Celle-ci est considérée comme la première cause de guerre, de pauvreté, de
prostitution, offrant de la chair à canon, chair à patron et chair à trottoir.
On ne peut donc réduire le néo-malthusianisme à la réduction des naissances,
comme cela a souvent été le cas. Il s’agit d’une théorie régénératrice complète
dont la question éducative est partie intégrante. La référence à Malthus, pasteur
et conservateur, ne plait pas forcément à des militants plus socialistes ou
anarchistes, qui préfèreront parfois parler de régénération humaine plutôt que
de néo-malthusianisme.
Ces militants publient des journaux, des brochures et des
livres pour faire passer l’idée d’une génération consciente et offrent le moyen
aux femmes de n’avoir d’enfants que lorsqu’elles le souhaitent, en propageant
des moyens de contraception.

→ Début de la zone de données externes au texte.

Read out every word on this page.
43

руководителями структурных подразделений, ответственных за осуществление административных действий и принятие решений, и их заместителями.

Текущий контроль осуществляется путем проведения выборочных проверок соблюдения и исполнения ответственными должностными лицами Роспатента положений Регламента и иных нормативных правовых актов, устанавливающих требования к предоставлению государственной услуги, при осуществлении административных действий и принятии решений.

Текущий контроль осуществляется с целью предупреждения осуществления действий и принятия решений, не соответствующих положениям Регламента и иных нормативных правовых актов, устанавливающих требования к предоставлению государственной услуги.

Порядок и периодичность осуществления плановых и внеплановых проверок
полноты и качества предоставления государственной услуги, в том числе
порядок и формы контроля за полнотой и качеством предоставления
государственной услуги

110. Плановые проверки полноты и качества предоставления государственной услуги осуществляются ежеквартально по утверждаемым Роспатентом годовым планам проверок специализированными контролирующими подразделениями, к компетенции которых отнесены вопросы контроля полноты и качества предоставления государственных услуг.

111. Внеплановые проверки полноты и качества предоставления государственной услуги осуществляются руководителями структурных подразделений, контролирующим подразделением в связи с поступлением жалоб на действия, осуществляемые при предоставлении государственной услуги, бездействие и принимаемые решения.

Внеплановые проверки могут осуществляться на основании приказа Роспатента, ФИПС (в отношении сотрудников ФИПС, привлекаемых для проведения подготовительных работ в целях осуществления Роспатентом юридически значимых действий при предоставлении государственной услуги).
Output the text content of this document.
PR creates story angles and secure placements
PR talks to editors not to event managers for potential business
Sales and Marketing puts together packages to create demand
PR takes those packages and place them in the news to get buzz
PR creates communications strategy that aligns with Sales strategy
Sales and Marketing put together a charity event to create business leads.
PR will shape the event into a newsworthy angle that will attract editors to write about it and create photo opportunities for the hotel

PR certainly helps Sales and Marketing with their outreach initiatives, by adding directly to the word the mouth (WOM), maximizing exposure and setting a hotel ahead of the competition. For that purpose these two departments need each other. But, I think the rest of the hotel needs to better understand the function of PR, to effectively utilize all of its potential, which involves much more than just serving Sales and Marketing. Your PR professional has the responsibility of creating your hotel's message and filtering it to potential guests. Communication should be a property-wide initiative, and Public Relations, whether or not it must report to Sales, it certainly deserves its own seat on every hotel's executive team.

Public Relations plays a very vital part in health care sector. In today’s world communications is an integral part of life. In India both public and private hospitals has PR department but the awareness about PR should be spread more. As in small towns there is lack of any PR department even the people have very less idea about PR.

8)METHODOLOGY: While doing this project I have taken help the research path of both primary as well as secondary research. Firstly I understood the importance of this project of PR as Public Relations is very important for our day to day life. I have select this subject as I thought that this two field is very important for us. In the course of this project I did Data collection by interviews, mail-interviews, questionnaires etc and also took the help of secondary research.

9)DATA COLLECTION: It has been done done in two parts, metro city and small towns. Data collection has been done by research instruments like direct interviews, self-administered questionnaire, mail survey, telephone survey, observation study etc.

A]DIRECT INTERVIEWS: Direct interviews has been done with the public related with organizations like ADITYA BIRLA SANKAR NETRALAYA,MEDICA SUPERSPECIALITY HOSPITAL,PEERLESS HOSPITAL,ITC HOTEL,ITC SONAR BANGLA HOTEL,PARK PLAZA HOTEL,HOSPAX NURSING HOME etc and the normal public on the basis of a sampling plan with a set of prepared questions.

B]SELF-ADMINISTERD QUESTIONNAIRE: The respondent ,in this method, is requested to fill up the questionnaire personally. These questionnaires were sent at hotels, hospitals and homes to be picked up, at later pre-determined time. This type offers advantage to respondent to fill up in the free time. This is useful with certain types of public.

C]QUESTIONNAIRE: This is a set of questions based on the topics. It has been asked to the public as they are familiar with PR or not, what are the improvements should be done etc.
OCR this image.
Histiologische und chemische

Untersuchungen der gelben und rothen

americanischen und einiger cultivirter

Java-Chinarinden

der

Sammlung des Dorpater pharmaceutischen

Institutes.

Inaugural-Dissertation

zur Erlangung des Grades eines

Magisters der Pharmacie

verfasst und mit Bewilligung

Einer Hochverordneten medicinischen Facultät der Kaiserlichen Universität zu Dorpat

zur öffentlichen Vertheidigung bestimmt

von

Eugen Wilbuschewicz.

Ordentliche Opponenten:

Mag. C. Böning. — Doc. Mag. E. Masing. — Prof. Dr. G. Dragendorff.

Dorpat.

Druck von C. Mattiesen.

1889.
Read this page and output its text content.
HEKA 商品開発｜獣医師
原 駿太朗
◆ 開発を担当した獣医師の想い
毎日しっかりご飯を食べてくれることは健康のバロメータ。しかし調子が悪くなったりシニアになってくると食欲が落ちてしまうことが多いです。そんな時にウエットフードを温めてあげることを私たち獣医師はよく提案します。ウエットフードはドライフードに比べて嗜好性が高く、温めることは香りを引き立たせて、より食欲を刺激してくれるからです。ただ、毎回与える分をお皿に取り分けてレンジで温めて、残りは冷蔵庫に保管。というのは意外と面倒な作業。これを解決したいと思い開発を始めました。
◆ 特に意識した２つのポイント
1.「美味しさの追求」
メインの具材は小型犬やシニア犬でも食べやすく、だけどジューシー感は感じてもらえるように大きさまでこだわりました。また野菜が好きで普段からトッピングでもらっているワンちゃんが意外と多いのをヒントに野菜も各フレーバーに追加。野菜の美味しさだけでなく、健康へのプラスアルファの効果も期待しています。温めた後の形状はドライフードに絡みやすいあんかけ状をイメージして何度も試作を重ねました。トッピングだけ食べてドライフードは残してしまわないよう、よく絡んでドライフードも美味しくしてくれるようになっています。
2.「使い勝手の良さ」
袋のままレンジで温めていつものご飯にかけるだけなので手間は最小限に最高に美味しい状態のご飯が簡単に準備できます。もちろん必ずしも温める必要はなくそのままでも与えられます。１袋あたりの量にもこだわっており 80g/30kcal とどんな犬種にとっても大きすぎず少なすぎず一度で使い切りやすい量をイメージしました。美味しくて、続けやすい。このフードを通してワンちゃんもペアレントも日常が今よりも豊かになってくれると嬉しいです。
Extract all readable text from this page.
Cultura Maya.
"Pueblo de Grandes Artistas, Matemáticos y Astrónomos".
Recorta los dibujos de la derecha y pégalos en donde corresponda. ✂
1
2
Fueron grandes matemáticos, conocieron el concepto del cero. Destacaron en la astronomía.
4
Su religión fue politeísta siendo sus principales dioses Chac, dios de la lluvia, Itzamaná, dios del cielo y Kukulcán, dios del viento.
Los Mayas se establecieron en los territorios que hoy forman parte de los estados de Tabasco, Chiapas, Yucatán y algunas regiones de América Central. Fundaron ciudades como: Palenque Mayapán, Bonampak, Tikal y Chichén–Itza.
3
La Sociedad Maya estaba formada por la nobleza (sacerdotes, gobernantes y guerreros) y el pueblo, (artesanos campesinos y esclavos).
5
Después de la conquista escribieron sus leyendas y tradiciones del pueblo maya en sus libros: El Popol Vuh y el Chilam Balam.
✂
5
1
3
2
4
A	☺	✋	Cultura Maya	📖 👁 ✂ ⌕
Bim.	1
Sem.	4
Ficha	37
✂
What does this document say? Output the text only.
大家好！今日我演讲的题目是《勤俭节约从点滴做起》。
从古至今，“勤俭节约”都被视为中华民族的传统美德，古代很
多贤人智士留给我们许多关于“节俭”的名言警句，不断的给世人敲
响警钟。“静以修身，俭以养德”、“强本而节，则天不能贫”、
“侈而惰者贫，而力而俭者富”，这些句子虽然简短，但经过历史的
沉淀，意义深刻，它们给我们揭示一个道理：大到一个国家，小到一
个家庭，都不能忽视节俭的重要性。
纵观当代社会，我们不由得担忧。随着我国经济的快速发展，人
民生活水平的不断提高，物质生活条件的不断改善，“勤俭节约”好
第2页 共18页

Ils s’occupent aussi beaucoup d’éducation
populaire sur les questions de la sexualité et de l’hygiène. Pour régénérer le
genre humain, il faut limiter les naissances, mais aussi faire des enfants nés
des êtres sains et vigoureux. Les conseils d’hygiène occupent une large place
dans leurs colonnes. Plus globalement ils font de l’agitation anti-nataliste
pour contrer le courant repopulateur qui demandent
plus de naissances pour défendre la patrie. Pour le néo-malthusianisme, il ne
peut y avoir de pacifisme ou de socialisme sans limitation des naissances. Tout
est subordonné à la question de population, laquelle n’est que très peu
déterminée par le mode de répartition des richesses. Même en système
égalitaire, il peut y avoir surpopulation, avec toutes les guerres qui en
découlent. La question de population est donc préliminaire à toute autre.
Ce mouvement, lancé par la publication en Angleterre des
« Eléments de science sociale » du Dr. Georges Drysdale,
est, en France, essentiellement composé de libertaires, bien qu’il accueille
aussi quelques socialistes, comme les députés Willm, Colly, Dejeante et Meslier. Ils considèrent d’ailleurs qu’en tant que
socialistes, ils ont à apporter une touche sociale dans un mouvement trop
individualiste à leur goût.
Le mensuel Régénération prend un véritable essor
avec l’arrivée du militant libertaire nancéen Eugène Humbert en 1903. En 1908,
suite à une brouille avec Paul Robin, Eugène Humbert créé Génération Consciente, qui est aussi mensuel. Albert Gros, qui
succède à Eugène Humbert à Régénération
ne tarde pas à déposséder Robin de son organe et de sa Ligue. Puis Régénération disparaît et Le Malthusien le remplace au même rythme
de parution. Albert Gros et ses collaborateurs, parmi lesquels Fernand Kolney tient une place particulière, s’occupent du Malthusien. Ils sont mis à l’écart du
mouvement après de nombreux articles agressifs et injurieux, particulièrement
contre Paul Robin et son gendre Gabriel Giroud. Robin est accusé des pires
immoralités dans l’affaire de Cempuis. Atteint
physiquement et moralement, il se retire et se suicidera en 1912. Les deux journaux
subsisteront jusqu’en 1914. Le Malthusien,
se veut anarchiste individualiste, pratiquant « l’éducationnisme »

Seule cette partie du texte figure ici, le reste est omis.